Copyright © 2016, 2023 Mario Satz and SAGA Egmont

 

All rights reserved

 

ISBN: 9788728374917

 

1st ebook edition

Format: EPUB 3.0

 

No part of this publication may be reproduced, stored in a retrievial system, or transmitted, in any form or by any means without the prior written permission of the publisher, nor, be otherwise circulated in any form of binding or cover other than in which it is published and without a similar condition being imposed on the subsequent purchaser.

 

www.sagaegmont.com

Saga is a subsidiary of Egmont. Egmont is Denmark’s largest media company and fully owned by the Egmont Foundation, which donates almost 13,4 million euros annually to children in difficult circumstances.

A Marta-Tamar, la más hermosa

I

El emperador dejó su minúscula taza de té junto al alféizar de la ventana y miró más allá del jardín. No había dormido bien. De todas partes llegaban al Ming t’ang o Casa del Calendario noticias aciagas, palabras duras y documentos extraños. Él, que antaño gozaba de sus concubinas, ahora las despedía con una mano lánguida y la mirada perdida de quien se halla, aún, bajo la lápida del mal sueño. Su único consuelo era una persistente pasión infantil, la del hsiang ch’i o ajedrez, también denominado el Juego del Elefante. En ese campo era imbatible, una luz, un maestro. Habiendo dejado los negocios del Imperio en manos de su chambelán Yao Lu, despreocupado hoy como ayer del destino de sus descendientes, el emperador acabó de vestir sus ropas amarillas y suspirando se dirigió al centro del edificio, pues estaban en el tercer mes del verano y sus hábitos debían congeniar con el color de las hojas y los frutos maduros.
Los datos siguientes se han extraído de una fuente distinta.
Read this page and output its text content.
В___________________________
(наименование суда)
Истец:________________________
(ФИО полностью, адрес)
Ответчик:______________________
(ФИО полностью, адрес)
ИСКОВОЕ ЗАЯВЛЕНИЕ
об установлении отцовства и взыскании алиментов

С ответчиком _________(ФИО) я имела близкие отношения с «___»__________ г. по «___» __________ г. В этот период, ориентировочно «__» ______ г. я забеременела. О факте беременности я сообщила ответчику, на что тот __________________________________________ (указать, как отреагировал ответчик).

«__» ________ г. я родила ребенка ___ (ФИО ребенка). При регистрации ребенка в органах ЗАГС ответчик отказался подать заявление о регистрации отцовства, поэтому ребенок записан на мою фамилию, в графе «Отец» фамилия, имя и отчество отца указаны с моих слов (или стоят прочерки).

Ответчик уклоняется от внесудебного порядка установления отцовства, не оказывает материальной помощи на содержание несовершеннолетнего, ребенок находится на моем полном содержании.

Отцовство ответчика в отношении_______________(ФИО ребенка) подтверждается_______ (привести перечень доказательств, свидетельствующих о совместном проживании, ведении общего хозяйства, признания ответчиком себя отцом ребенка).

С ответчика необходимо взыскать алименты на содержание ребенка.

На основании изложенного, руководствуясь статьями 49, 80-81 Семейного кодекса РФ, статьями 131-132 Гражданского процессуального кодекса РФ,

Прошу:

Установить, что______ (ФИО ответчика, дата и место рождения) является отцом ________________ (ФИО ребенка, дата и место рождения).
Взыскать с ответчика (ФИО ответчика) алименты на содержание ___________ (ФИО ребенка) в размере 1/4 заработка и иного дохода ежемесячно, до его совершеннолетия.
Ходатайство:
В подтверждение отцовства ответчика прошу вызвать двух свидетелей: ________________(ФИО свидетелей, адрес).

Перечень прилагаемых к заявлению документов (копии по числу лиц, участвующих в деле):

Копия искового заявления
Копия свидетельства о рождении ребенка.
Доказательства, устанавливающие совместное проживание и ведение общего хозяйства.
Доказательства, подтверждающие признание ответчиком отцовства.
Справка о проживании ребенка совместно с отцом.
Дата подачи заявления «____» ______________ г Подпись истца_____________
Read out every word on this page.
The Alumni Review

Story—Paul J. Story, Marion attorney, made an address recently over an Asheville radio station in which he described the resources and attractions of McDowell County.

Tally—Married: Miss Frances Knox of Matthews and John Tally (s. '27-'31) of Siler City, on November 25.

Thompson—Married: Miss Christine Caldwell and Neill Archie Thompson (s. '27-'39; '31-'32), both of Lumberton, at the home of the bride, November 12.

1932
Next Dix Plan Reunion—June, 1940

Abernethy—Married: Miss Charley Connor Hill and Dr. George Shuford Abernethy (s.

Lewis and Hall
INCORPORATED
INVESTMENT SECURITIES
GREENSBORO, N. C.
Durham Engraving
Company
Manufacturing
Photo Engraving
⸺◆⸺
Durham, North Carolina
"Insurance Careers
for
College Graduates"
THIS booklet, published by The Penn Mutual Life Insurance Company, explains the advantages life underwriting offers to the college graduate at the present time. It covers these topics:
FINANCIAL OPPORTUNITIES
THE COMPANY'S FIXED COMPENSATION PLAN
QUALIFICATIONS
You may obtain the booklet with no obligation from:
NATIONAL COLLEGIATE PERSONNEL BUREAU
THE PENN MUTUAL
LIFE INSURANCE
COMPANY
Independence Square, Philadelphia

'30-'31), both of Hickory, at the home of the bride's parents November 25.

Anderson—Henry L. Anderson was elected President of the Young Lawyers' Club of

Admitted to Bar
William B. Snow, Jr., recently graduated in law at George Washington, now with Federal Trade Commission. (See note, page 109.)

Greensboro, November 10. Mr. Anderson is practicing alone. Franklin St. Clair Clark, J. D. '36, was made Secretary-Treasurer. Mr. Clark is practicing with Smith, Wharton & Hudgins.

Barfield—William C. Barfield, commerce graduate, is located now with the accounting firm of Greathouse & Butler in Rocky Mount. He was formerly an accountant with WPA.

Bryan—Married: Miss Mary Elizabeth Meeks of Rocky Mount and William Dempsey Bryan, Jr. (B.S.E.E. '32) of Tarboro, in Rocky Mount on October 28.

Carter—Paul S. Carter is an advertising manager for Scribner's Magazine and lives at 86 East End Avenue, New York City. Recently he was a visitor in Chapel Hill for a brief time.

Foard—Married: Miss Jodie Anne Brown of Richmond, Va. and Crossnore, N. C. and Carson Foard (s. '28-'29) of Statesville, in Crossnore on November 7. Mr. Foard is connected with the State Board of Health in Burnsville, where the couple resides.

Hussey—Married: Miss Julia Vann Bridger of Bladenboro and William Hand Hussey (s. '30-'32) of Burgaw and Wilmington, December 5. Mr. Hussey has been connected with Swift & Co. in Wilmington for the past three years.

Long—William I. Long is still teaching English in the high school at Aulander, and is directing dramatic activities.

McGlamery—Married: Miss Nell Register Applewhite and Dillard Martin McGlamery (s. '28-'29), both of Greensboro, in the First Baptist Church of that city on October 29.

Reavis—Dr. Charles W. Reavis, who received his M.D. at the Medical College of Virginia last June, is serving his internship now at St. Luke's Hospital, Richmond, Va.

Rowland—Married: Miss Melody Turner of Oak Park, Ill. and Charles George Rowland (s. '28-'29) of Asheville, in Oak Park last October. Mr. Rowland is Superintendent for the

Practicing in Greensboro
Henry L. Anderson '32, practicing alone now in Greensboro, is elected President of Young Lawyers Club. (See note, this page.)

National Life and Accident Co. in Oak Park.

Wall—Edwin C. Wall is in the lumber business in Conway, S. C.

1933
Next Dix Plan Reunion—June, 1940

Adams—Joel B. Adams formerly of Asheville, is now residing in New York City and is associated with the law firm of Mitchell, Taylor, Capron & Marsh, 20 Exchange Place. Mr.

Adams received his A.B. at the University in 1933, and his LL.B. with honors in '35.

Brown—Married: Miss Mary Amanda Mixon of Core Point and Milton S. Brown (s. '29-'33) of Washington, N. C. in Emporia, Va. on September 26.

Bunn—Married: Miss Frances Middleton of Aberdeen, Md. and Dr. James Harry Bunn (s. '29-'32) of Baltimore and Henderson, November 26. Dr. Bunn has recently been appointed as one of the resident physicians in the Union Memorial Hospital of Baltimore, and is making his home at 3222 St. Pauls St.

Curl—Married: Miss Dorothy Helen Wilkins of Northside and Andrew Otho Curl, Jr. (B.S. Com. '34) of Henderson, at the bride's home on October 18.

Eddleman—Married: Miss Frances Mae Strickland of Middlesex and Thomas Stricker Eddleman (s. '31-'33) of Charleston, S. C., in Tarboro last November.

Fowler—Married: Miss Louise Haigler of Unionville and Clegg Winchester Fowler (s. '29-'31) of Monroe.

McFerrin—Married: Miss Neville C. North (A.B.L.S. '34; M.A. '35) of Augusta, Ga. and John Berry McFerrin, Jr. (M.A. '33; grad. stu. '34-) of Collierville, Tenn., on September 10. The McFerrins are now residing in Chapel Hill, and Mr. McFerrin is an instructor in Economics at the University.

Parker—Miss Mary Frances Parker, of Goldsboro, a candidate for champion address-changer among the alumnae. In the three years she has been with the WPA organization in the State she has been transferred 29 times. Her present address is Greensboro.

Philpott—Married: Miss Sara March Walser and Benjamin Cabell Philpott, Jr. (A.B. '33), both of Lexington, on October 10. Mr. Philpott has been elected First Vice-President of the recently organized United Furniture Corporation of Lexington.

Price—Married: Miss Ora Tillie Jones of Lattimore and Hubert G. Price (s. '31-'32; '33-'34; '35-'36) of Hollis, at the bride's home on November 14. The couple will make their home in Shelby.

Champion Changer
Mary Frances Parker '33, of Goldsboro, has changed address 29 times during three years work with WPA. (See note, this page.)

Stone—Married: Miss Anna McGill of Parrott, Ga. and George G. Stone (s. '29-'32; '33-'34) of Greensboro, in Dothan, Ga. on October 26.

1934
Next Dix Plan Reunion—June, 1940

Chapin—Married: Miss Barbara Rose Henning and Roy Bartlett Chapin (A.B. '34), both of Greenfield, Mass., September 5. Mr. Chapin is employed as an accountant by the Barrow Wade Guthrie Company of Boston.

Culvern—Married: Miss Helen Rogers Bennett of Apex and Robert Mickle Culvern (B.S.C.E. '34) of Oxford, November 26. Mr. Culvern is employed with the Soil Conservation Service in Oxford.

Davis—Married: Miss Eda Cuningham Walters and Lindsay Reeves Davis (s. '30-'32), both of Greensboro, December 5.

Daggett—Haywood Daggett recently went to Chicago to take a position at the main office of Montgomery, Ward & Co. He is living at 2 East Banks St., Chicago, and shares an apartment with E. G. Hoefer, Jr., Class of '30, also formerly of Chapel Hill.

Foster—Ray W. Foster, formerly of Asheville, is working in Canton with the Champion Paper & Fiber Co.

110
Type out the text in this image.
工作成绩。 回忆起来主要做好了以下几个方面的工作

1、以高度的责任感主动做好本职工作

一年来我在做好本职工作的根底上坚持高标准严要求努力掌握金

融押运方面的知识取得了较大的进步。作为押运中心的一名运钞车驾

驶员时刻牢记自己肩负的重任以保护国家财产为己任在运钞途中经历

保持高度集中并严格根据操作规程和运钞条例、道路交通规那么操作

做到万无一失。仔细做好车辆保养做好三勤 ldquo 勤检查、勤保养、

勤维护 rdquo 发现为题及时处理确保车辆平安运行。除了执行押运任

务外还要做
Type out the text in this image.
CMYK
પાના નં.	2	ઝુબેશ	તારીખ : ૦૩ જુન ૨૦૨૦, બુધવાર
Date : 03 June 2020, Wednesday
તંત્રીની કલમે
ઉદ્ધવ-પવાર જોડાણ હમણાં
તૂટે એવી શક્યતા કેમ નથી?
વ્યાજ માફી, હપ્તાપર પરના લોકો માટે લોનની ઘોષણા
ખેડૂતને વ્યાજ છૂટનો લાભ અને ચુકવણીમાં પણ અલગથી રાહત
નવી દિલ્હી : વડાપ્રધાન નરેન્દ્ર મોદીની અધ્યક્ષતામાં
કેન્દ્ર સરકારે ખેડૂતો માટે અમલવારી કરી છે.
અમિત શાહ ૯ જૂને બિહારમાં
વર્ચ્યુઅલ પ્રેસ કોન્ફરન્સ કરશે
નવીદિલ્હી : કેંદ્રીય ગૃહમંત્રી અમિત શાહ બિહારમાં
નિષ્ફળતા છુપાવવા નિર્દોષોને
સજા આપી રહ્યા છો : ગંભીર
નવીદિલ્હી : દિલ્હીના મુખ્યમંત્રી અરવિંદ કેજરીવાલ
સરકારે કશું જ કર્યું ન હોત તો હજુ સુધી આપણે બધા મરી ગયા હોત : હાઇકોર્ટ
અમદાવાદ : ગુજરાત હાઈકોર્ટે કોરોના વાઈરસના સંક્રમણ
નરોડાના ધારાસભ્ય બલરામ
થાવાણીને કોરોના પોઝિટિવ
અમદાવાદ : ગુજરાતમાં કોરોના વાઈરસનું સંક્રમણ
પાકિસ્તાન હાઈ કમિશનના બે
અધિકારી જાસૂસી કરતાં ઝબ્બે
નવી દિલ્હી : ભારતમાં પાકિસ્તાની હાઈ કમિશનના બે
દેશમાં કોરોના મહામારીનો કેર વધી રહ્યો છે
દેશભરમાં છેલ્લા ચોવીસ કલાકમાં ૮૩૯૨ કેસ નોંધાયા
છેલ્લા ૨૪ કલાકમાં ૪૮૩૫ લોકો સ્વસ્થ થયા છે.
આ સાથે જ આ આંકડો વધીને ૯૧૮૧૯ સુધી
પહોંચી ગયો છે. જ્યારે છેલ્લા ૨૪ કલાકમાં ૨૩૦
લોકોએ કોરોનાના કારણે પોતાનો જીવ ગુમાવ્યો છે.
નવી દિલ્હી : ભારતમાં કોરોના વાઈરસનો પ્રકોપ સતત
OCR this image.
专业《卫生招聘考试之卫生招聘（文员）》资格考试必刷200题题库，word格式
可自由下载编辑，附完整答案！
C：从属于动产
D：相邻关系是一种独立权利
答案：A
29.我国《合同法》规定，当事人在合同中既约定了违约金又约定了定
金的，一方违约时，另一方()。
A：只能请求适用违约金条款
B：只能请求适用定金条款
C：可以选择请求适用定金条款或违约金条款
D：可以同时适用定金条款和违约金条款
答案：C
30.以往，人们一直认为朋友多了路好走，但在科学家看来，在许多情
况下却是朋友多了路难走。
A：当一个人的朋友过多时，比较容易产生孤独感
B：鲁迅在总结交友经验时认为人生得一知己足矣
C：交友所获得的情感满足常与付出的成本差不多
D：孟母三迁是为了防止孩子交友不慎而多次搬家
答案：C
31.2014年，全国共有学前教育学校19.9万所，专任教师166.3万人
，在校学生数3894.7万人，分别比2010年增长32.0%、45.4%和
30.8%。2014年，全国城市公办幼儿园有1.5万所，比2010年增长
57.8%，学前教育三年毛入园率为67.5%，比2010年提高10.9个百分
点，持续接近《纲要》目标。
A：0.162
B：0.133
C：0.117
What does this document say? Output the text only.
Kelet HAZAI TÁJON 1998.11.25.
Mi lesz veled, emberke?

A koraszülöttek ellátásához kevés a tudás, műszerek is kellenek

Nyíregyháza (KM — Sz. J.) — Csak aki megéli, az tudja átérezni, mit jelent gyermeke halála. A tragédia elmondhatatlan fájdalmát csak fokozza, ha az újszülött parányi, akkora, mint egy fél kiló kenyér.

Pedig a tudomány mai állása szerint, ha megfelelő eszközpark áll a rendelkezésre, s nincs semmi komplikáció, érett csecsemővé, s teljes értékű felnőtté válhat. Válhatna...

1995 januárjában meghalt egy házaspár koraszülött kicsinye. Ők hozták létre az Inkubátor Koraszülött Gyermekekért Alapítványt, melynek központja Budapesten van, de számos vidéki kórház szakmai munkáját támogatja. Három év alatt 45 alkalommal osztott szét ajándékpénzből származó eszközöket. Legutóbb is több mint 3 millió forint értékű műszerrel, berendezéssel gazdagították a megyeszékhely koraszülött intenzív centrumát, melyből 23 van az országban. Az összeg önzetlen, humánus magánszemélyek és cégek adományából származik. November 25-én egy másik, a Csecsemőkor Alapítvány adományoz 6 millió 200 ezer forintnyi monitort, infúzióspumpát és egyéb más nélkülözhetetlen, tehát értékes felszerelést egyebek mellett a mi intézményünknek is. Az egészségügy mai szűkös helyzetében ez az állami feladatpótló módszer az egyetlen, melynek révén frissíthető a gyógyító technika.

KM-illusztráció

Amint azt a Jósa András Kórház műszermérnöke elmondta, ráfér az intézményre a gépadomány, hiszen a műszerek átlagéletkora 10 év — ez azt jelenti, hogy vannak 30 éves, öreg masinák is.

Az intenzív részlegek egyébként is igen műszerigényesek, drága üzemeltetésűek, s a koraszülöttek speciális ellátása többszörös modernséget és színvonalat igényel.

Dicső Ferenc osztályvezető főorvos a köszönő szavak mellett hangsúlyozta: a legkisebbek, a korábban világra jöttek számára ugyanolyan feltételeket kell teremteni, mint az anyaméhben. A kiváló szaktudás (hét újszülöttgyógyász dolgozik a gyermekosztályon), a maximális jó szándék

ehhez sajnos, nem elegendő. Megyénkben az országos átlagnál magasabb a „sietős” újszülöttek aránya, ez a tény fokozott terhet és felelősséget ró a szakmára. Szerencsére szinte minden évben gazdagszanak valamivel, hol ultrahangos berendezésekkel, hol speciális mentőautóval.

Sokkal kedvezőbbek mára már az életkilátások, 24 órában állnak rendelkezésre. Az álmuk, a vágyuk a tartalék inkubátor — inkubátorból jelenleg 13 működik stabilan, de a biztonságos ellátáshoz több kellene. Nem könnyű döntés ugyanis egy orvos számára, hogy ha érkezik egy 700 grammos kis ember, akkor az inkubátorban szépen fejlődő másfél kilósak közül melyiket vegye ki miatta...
Allí, sobre la mesa negra, labrado en marfil, lo esperaba el tablero de ajedrez.

Cuanto más profundizaba en el juego, más sentía el emperador que las categorías de espacio y tiempo eran fluctuantes e ilusorias. ¿Tenía realmente importancia que el primer ministro de los T’ang hubiera agregado dos piezas más al canon hindú, llegado a China novecientos años antes? ¿Por qué y para qué había contado Jin-zhen Zhu, en su libro El secreto dentro de la naranja, que el origen del ajedrez procedía de aquella enorme fruta que, una vez pelada y abierta, reveló en su interior la presencia de dos pequeños ancianos sentados frente a frente, magnetizados por un delgado tablero? Se decía que los emperadores Ming habían sido un poco locos, y Jin-zhen Zhu prosperó y murió en sus días, pero ¿una naranja?¿Por qué una naranja? En el ideograma chü que la nombraba no había nada extraño, a pesar de lo cual —le había insinuado Yao Lu, su chambelán —el homófono chü indicaba una partición, una sección, algo dividido. Ciertas naranjas, que tenían el color del cinabrio o sangre de dragón, podían inducir a pensar en la extraña cualidad del mercurio, que en su caída se disgrega y cuyas gotas, puestas en contacto otra vez, se fusionan como si nunca hubiesen estado separadas. Si a alguien le intrigaban esas supersticiones era al emperador, quien, no obstante, en homenaje a los orígenes del juego, había mandado a pintar en un pliego de papel de arroz a los ancianos jugadores en un huerto, bajo un árbol, emergiendo del interior de una enorme naranja. Cuando el artista sugirió, pues también era un vicioso del Juego del Elefante, que incluyeran en la pintura determinado diseño lúdico, un instante dado de la partida, el emperador, negándose a ello, prefirió ver las finas piezas alineadas al comienzo de la contienda: de ese modo tenía la impresión de que él estaba antes de todo suceder, en el segundo previo a la toma de decisiones.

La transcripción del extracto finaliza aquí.